Ce dispositif a des effets économiques considérables. Tout d'abord, il a permis de maintenir le pouvoir d'achat de millions de Français – le pouvoir d'achat des ménages a même légèrement progressé en 2020, puisqu'il a augmenté de 0,4 % malgré une perte d'activité de 8 %. Il a surtout préservé les emplois et les compétences, tirant ainsi les enseignements de la dernière crise financière sur la nécessité de sauver les emplois viables et de conserver notre potentiel de croissance.

C'est le programme Prise en charge du dispositif exceptionnel de chômage partiel à la suite de la crise sanitaire qui a assuré le financement de la part État de l'activité partielle. Au total, 17,8 milliards d'euros ont été dépensés en 2020, sur les 22,63 milliards d'euros de crédits que vous aviez accepté d'ouvrir dans le cadre des quatre PLFR.

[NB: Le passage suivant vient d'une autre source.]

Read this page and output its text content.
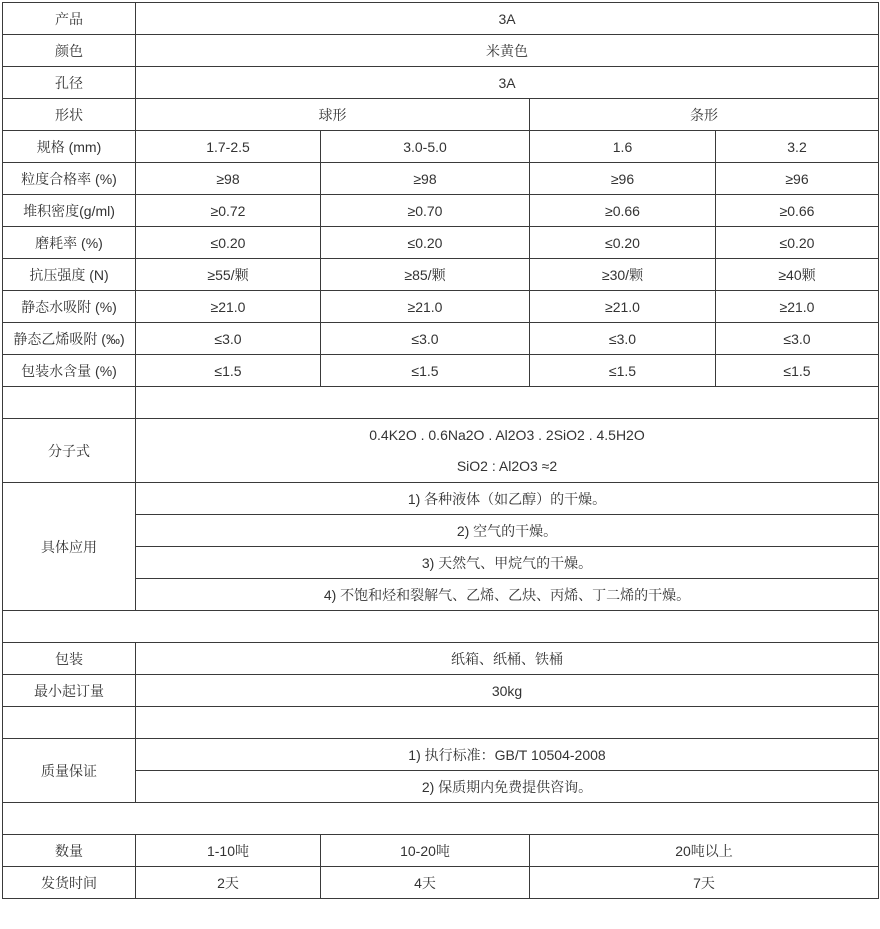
产品	3A			
颜色	米黄色			
孔径	3A			
形状	球形		条形	
规格 (mm)	1.7-2.5	3.0-5.0	1.6	3.2
粒度合格率 (%)	≥98	≥98	≥96	≥96
堆积密度(g/ml)	≥0.72	≥0.70	≥0.66	≥0.66
磨耗率 (%)	≤0.20	≤0.20	≤0.20	≤0.20
抗压强度 (N)	≥55/颗	≥85/颗	≥30/颗	≥40颗
静态水吸附 (%)	≥21.0	≥21.0	≥21.0	≥21.0
静态乙烯吸附 (‰)	≤3.0	≤3.0	≤3.0	≤3.0
包装水含量 (%)	≤1.5	≤1.5	≤1.5	≤1.5

分子式	0.4K2O . 0.6Na2O . Al2O3 . 2SiO2 . 4.5H2O
SiO2 : Al2O3 ≈2			

具体应用	1) 各种液体（如乙醇）的干燥。			
	2) 空气的干燥。			
	3) 天然气、甲烷气的干燥。			
	4) 不饱和烃和裂解气、乙烯、乙炔、丙烯、丁二烯的干燥。			

包装	纸箱、纸桶、铁桶			
最小起订量	30kg			

质量保证	1) 执行标准：GB/T 10504-2008			
	2) 保质期内免费提供咨询。			

数量	1-10吨	10-20吨	20吨以上	
发货时间	2天	4天	7天	
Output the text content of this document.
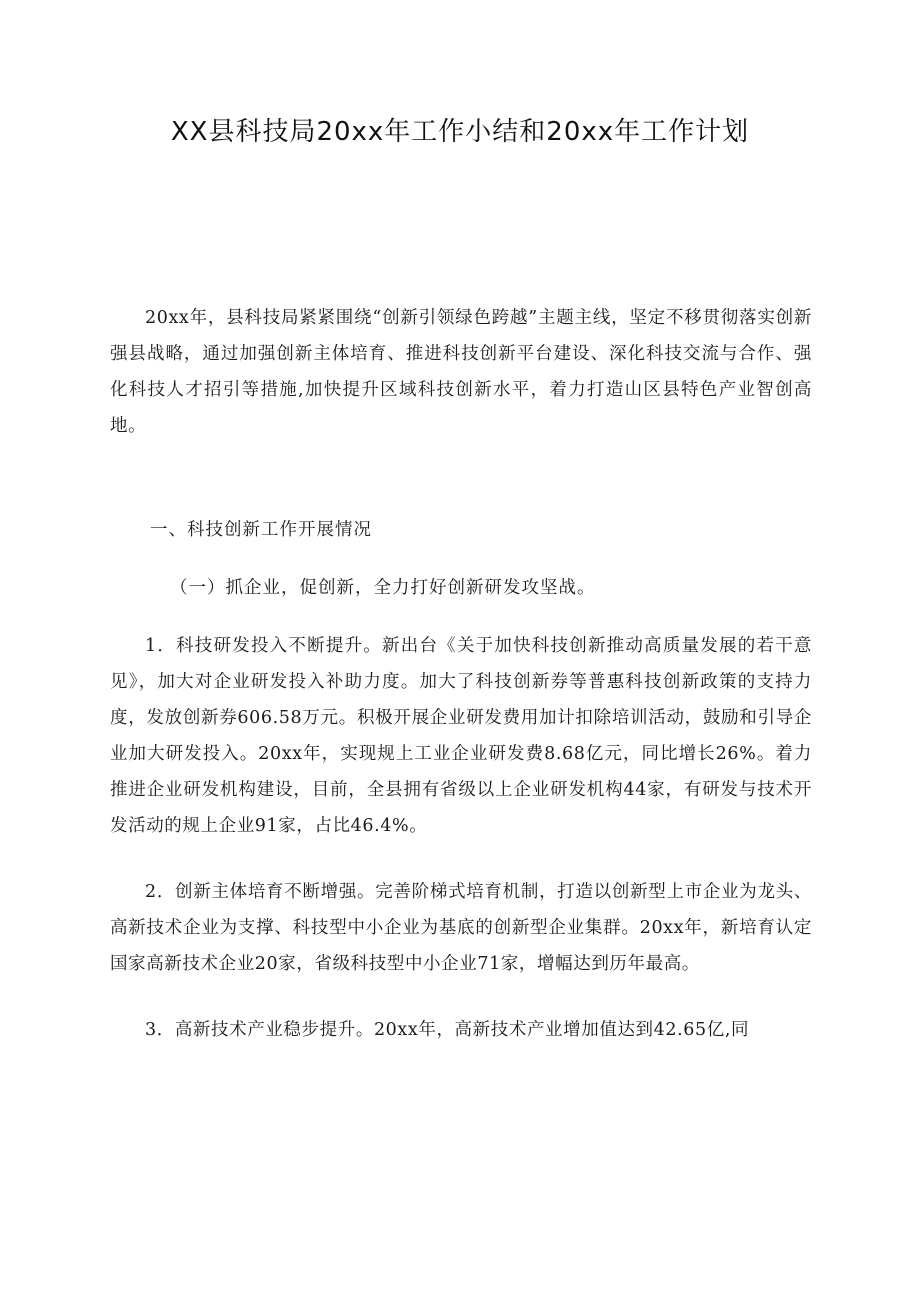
XX县科技局20xx年工作小结和20xx年工作计划

20xx年，县科技局紧紧围绕“创新引领绿色跨越”主题主线，坚定不移贯彻落实创新强县战略，通过加强创新主体培育、推进科技创新平台建设、深化科技交流与合作、强化科技人才招引等措施,加快提升区域科技创新水平，着力打造山区县特色产业智创高地。

一、科技创新工作开展情况

（一）抓企业，促创新，全力打好创新研发攻坚战。

1．科技研发投入不断提升。新出台《关于加快科技创新推动高质量发展的若干意见》，加大对企业研发投入补助力度。加大了科技创新券等普惠科技创新政策的支持力度，发放创新券606.58万元。积极开展企业研发费用加计扣除培训活动，鼓励和引导企业加大研发投入。20xx年，实现规上工业企业研发费8.68亿元，同比增长26%。着力推进企业研发机构建设，目前，全县拥有省级以上企业研发机构44家，有研发与技术开发活动的规上企业91家，占比46.4%。

2．创新主体培育不断增强。完善阶梯式培育机制，打造以创新型上市企业为龙头、高新技术企业为支撑、科技型中小企业为基底的创新型企业集群。20xx年，新培育认定国家高新技术企业20家，省级科技型中小企业71家，增幅达到历年最高。

3．高新技术产业稳步提升。20xx年，高新技术产业增加值达到42.65亿,同
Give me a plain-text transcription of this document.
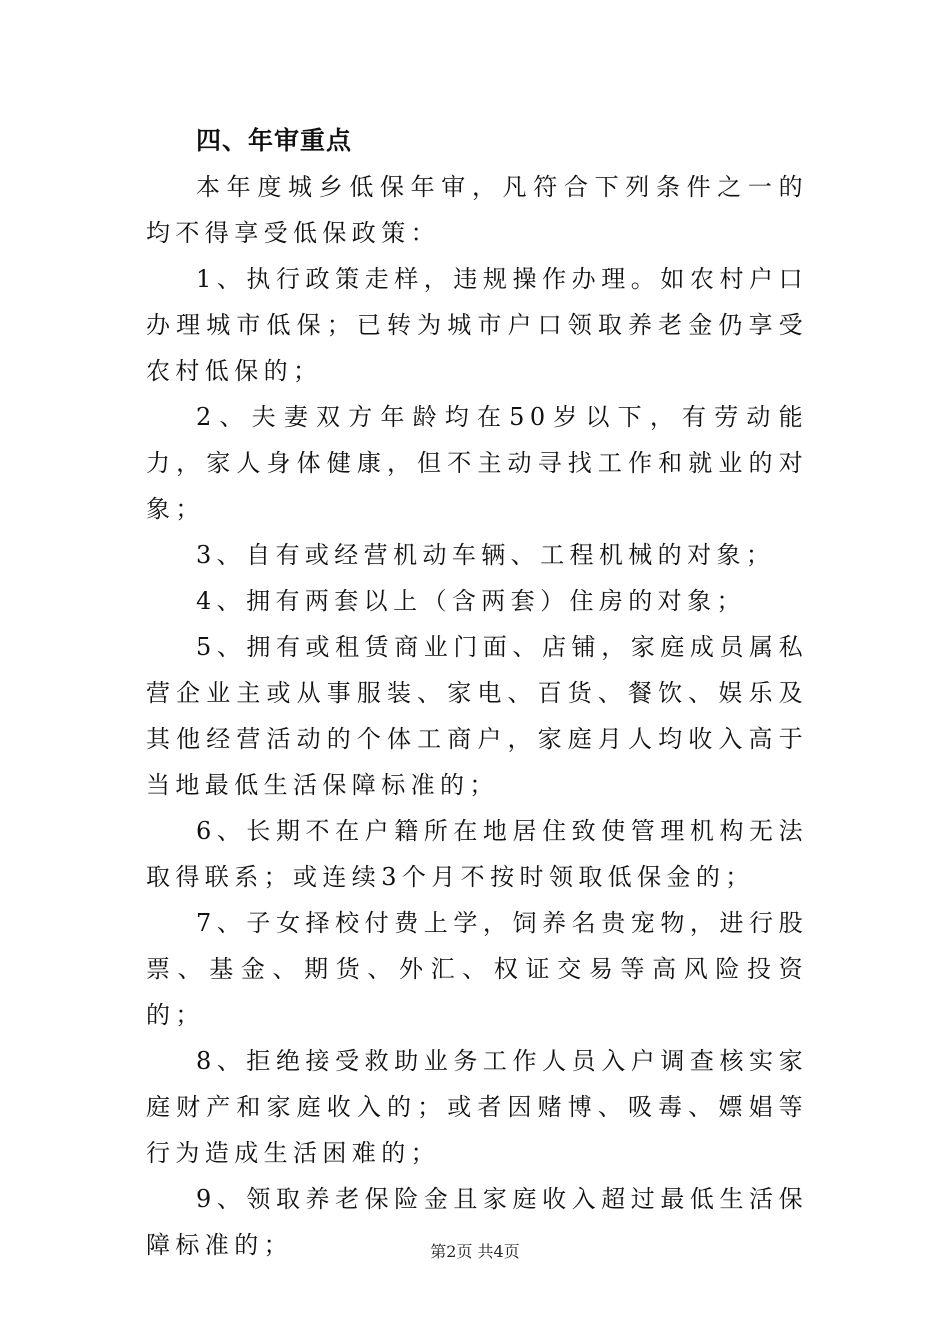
四、年审重点

本年度城乡低保年审，凡符合下列条件之一的均不得享受低保政策：

1、执行政策走样，违规操作办理。如农村户口办理城市低保；已转为城市户口领取养老金仍享受农村低保的；

2、夫妻双方年龄均在50岁以下，有劳动能力，家人身体健康，但不主动寻找工作和就业的对象；

3、自有或经营机动车辆、工程机械的对象；

4、拥有两套以上（含两套）住房的对象；

5、拥有或租赁商业门面、店铺，家庭成员属私营企业主或从事服装、家电、百货、餐饮、娱乐及其他经营活动的个体工商户，家庭月人均收入高于当地最低生活保障标准的；

6、长期不在户籍所在地居住致使管理机构无法取得联系；或连续3个月不按时领取低保金的；

7、子女择校付费上学，饲养名贵宠物，进行股票、基金、期货、外汇、权证交易等高风险投资的；

8、拒绝接受救助业务工作人员入户调查核实家庭财产和家庭收入的；或者因赌博、吸毒、嫖娼等行为造成生活困难的；

9、领取养老保险金且家庭收入超过最低生活保障标准的；	第2页 共4页
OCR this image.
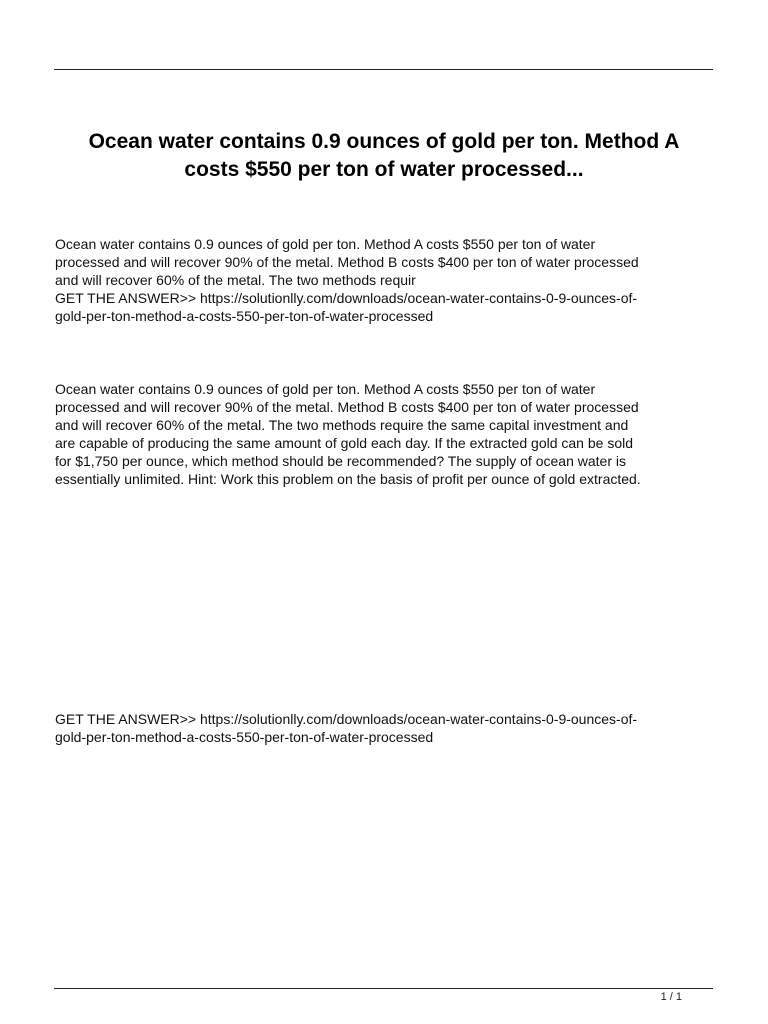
Ocean water contains 0.9 ounces of gold per ton. Method A
costs $550 per ton of water processed...

Ocean water contains 0.9 ounces of gold per ton. Method A costs $550 per ton of water
processed and will recover 90% of the metal. Method B costs $400 per ton of water processed
and will recover 60% of the metal. The two methods requir
GET THE ANSWER>> https://solutionlly.com/downloads/ocean-water-contains-0-9-ounces-of-
gold-per-ton-method-a-costs-550-per-ton-of-water-processed

Ocean water contains 0.9 ounces of gold per ton. Method A costs $550 per ton of water
processed and will recover 90% of the metal. Method B costs $400 per ton of water processed
and will recover 60% of the metal. The two methods require the same capital investment and
are capable of producing the same amount of gold each day. If the extracted gold can be sold
for $1,750 per ounce, which method should be recommended? The supply of ocean water is
essentially unlimited. Hint: Work this problem on the basis of profit per ounce of gold extracted.

GET THE ANSWER>> https://solutionlly.com/downloads/ocean-water-contains-0-9-ounces-of-
gold-per-ton-method-a-costs-550-per-ton-of-water-processed

1 / 1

L'exécution de la mission Plan d'urgence face à la crise sanitaire traduit aussi la réactivité dont a fait preuve l'État, en créant notamment le Fonds de solidarité pour les entreprises, institué pour une durée initiale de trois mois puis prolongé jusqu'au 31 décembre 2020 et au 30 juin 2021 – le PLFR que nous venons de déposer prévoit de le prolonger jusqu'au 31 août. Tout à fait adapté pour répondre aux effets de la crise, ce fonds était d'abord destiné aux très petites entreprises, auxquelles il a apporté une réponse rapide permettant leur survie lorsque tout s'est arrêté. En versant jusqu'à 1 500 euros à 1,5 million d'entreprises en avril 2020, la DGFIP, dont je souhaite saluer le travail, a posé un filet de sécurité essentiel pour les petites entreprises. Le fonds a été renforcé à partir d'octobre 2020 pour s'adapter à la crise qui durait, le plafond mensuel de l'aide passant à 10 000 euros puis à 200 000 euros en décembre. Nous avons dû accroître les niveaux de contrôle sur les sommes les plus élevées, tout en restant réactifs et en versant l'immense majorité des aides dans des délais que très peu d'organisations auraient pu respecter. Ce fonds a aussi permis une action concertée avec les régions, qui y ont participé à hauteur de 400 millions d'euros. Nous avons veillé à ce qu'il puisse répondre à l'ensemble des entreprises qui rencontraient des difficultés.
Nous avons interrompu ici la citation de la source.